It depends on what type of expenses they paid for and if it was reported on your W-2.  If they aren't "typically" a deductible expense and are included in your W-2, the employer will usually "gross up" the amount to compensate for taxes.  That said, you may be able to deduct expenses depending on your situation.

Whether or not you can deduct any moving expenses depends on the type of reimbursement plan your employer has.  If you don't know, you will need to ask them.  If they have an "accountable" plan, the deductible expenses would not be included in Box 1 of your W-2 and wouldn't be deductible.  You can get exact details and examples in the IRS Publication I will link to later.  

Your employer should not include in your wages reimbursements paid under an accountable plan for moving expenses that you:

·         Could deduct if you had paid or incurred them, and

·         Did not deduct in an earlier year.

These reimbursements are fringe benefits excludable from your income as qualified moving expense reimbursements. Your employer should report these reimbursements on your Form W-2, box 12, with Code P.

If your deductible expenses are included in Box 1 of your W-2, you can deduct them if your move qualifies.

You can deduct the cost of transportation and lodging for yourself and members of your household while traveling from your former home to your new home.

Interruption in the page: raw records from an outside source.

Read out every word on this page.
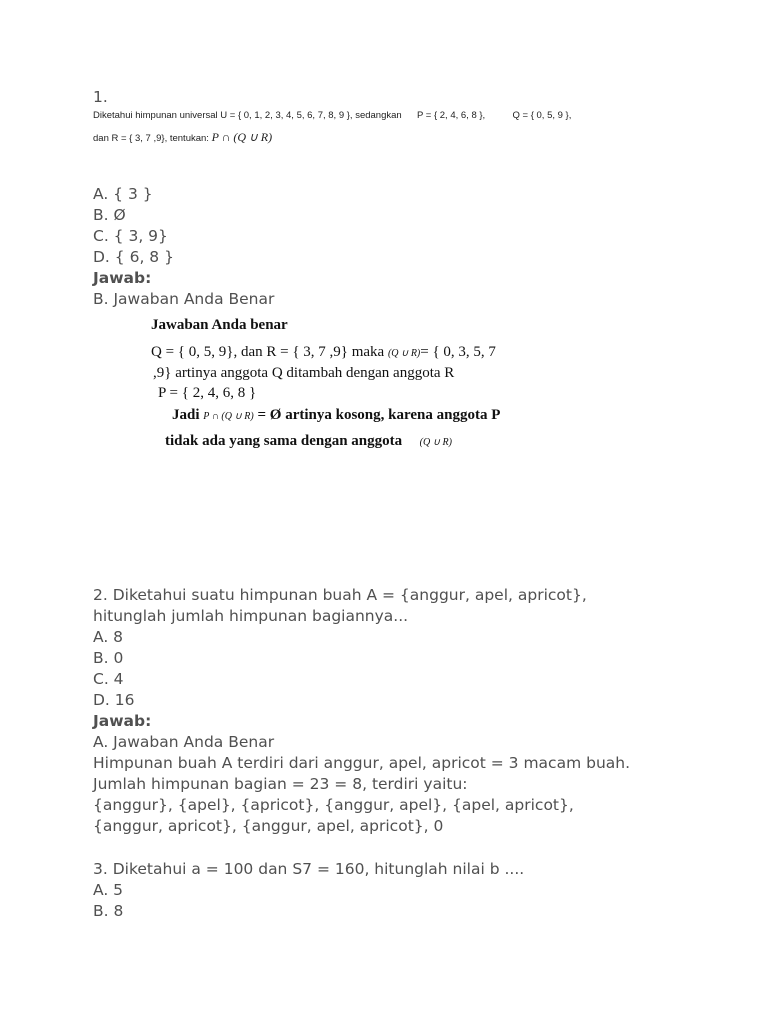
1.
Diketahui himpunan universal U = { 0, 1, 2, 3, 4, 5, 6, 7, 8, 9 }, sedangkan P = { 2, 4, 6, 8 },	Q = { 0, 5, 9 },
dan R = { 3, 7 ,9}, tentukan: P ∩ (Q ∪ R)
A. { 3 }
B. Ø
C. { 3, 9}
D. { 6, 8 }
Jawab:
B. Jawaban Anda Benar
Jawaban Anda benar
Q = { 0, 5, 9}, dan R = { 3, 7 ,9} maka (Q ∪ R)= { 0, 3, 5, 7
,9} artinya anggota Q ditambah dengan anggota R
P = { 2, 4, 6, 8 }
Jadi P ∩ (Q ∪ R) = Ø artinya kosong, karena anggota P
tidak ada yang sama dengan anggota (Q ∪ R)
2. Diketahui suatu himpunan buah A = {anggur, apel, apricot},
hitunglah jumlah himpunan bagiannya...
A. 8
B. 0
C. 4
D. 16
Jawab:
A. Jawaban Anda Benar
Himpunan buah A terdiri dari anggur, apel, apricot = 3 macam buah.
Jumlah himpunan bagian = 23 = 8, terdiri yaitu:
{anggur}, {apel}, {apricot}, {anggur, apel}, {apel, apricot},
{anggur, apricot}, {anggur, apel, apricot}, 0
3. Diketahui a = 100 dan S7 = 160, hitunglah nilai b ....
A. 5
B. 8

This includes expenses for the day you arrive.  However, you may not include any expenses for food.

The day of arrival is the day you secure lodging at the new place of residence, even if the lodging is on a temporary basis.  You can include any lodging expenses you had in the area of your former home within one day after you could no longer live in your former home because your furniture had been moved.

You can include the cost of storing and insuring household goods and personal effects within any period of 30 consecutive days after the day your things are moved from your former home and before they are delivered to your new home.

The distance test: Your new workplace must be at least 50 miles farther from your old home than your old job location was from your old home. If you had no previous workplace, your new job location must be at least 50 miles from your old home.

The time test: If you are an employee, you must work full-time for at least 39 weeks during the first 12 months immediately following your arrival in the general area of your new job location. If you are self-employed, you must work full time for at least 39 weeks during the first 12 months and for a total of at least 78 weeks during the first 24 months immediately following your arrival in the general area of your new work location. There are exceptions to the time test in case of death, disability and involuntary separation, among other things.


This IRS link may be helpful as well http://www.irs.gov/taxtopics/tc455.html  and this IRS Publication http://www.irs.gov/publications/p521/

Hope this helps!

Karen



mdjanssen
New Member

Tax Year Prior to 2020: If my employer paid my moving expenses do I pay taxes on that amount?

This thread contradicts the next thread.

"If your deductible expenses are included in Box 1 of your W-2, you can deduct them if your move qualifies"

"Code P in box 12 of your W-2 indicates deductible moving expenses, the fact that there is no P indicates not deductible."